The $485 million investment includes state funding as well as federal dollars from the ARP and the Coronavirus Response and Relief Supplemental Appropriations Act and is broadly focused on three areas—state mental hospitals, community-based services and opioid and substance abuse treatment.
Virginia’s mental health hospitals have faced high census levels for a number of years, and the pandemic has made the situation more challenging. The funding package has nearly $200 million for staffing at state behavioral health facilities and intellectual disability training centers.
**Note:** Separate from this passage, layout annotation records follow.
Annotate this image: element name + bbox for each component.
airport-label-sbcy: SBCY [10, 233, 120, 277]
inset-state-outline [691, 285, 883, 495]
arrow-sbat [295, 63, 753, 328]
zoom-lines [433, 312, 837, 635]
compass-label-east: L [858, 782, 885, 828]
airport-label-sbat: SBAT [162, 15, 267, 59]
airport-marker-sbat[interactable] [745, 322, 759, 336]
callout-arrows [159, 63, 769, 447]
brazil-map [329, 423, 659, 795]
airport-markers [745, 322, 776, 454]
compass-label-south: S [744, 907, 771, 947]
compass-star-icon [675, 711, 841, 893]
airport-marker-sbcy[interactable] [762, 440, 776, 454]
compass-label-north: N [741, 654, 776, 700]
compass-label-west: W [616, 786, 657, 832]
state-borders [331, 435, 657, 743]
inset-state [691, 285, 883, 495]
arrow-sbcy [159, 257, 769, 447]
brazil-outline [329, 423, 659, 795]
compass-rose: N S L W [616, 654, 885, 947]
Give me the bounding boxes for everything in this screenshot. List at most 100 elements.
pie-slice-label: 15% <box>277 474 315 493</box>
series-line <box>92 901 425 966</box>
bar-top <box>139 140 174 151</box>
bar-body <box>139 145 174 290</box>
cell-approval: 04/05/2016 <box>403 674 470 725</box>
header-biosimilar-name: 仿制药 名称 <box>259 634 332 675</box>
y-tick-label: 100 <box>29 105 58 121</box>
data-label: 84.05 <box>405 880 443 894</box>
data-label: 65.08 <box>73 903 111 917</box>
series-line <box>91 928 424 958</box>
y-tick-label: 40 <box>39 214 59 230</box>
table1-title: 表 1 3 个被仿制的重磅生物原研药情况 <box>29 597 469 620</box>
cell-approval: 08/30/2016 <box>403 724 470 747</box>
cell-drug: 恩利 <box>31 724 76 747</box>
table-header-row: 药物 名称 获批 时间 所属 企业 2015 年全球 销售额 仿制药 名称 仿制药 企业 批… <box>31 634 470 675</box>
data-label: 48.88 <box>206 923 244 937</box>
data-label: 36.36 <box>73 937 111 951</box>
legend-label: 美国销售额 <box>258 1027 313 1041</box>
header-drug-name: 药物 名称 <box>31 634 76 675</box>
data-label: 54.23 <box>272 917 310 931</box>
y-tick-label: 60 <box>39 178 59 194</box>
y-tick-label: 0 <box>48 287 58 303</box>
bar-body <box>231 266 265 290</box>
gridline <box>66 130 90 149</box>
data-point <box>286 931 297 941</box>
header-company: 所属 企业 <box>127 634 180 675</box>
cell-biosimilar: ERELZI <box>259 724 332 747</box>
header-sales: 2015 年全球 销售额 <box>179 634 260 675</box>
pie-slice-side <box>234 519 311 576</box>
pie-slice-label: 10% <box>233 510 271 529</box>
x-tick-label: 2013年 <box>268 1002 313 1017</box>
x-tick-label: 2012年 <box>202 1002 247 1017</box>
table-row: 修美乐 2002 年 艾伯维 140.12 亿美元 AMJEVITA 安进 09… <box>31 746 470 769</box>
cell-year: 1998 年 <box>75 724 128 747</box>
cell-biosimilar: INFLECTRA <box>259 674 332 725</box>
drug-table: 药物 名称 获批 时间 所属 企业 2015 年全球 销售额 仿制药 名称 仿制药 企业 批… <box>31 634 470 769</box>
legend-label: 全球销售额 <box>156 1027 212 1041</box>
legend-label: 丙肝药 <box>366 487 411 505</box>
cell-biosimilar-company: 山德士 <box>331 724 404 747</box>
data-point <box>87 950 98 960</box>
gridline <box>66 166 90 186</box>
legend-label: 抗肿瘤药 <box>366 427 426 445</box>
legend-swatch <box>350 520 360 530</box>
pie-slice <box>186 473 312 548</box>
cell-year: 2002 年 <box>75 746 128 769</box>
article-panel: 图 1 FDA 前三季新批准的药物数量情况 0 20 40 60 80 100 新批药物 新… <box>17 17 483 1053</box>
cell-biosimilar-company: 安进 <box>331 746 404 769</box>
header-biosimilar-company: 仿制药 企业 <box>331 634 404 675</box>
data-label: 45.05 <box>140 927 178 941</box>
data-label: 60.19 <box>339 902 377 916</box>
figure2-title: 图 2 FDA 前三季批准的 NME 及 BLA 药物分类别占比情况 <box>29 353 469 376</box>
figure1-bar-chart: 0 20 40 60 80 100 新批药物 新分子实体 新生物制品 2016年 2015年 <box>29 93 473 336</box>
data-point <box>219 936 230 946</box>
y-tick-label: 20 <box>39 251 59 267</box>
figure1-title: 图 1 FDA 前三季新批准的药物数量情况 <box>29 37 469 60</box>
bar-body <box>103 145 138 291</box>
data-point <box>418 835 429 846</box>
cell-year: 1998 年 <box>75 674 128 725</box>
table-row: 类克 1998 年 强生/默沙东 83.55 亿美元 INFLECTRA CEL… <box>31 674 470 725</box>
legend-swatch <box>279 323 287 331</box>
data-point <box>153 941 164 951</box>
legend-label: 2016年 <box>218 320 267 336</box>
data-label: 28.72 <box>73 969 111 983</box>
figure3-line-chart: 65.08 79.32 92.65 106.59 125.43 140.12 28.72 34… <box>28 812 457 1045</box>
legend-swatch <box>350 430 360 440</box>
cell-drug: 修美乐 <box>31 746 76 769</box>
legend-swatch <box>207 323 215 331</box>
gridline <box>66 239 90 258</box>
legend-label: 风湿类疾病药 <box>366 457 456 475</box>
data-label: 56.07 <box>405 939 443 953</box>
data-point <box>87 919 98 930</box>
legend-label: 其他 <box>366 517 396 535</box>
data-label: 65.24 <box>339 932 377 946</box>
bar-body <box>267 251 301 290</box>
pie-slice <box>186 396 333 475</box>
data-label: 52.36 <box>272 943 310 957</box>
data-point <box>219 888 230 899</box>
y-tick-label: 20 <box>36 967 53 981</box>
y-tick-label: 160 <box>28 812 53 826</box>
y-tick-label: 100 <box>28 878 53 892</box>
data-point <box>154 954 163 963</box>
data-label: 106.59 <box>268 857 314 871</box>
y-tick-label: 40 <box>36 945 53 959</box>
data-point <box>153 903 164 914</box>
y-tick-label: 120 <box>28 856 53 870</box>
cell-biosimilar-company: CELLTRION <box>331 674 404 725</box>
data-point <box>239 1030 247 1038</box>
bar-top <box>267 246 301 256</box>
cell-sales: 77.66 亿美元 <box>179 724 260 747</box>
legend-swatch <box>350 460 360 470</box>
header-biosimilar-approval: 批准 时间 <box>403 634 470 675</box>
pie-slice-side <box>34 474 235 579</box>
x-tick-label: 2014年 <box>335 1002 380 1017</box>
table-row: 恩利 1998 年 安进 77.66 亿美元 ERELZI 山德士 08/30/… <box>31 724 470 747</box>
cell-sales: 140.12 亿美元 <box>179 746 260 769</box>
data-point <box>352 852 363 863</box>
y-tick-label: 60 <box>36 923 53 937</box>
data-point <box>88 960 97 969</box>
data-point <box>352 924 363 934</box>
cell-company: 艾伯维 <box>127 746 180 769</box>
This includes $45 million to continue staff bonuses and an additional $154 million in the two-year budget Governor Northam will submit in December for salary adjustments.
“These measures outline a significant step towards ensuring state hospitals remain operational for the immediate and foreseeable future,” Delegate Mark Sickles, chair of the House Health, Welfare and Institutions Committee, said. “We have to take action now to address these critical issues.”
The funding proposal also includes $150 million to increase access to community-based crisis services and child and family support services, and provide dispatcher training for the Marcus Alert program, a new statewide mental health alert system designed to ensure behavioral health experts are involved in responding to individuals in crisis. An additional $5 million dollars will be dedicated to providing permanent supportive housing in Northern Virginia to assist with bed shortages.
The plan also allocates $103 million for opioid and substance abuse treatment services. In 2020, Virginia saw nearly 2,300 overdose deaths, a 41% increase from the previous year, and the 2021 number is projected to be even higher. This funding will support community-based prevention, peer counseling and harm reduction services.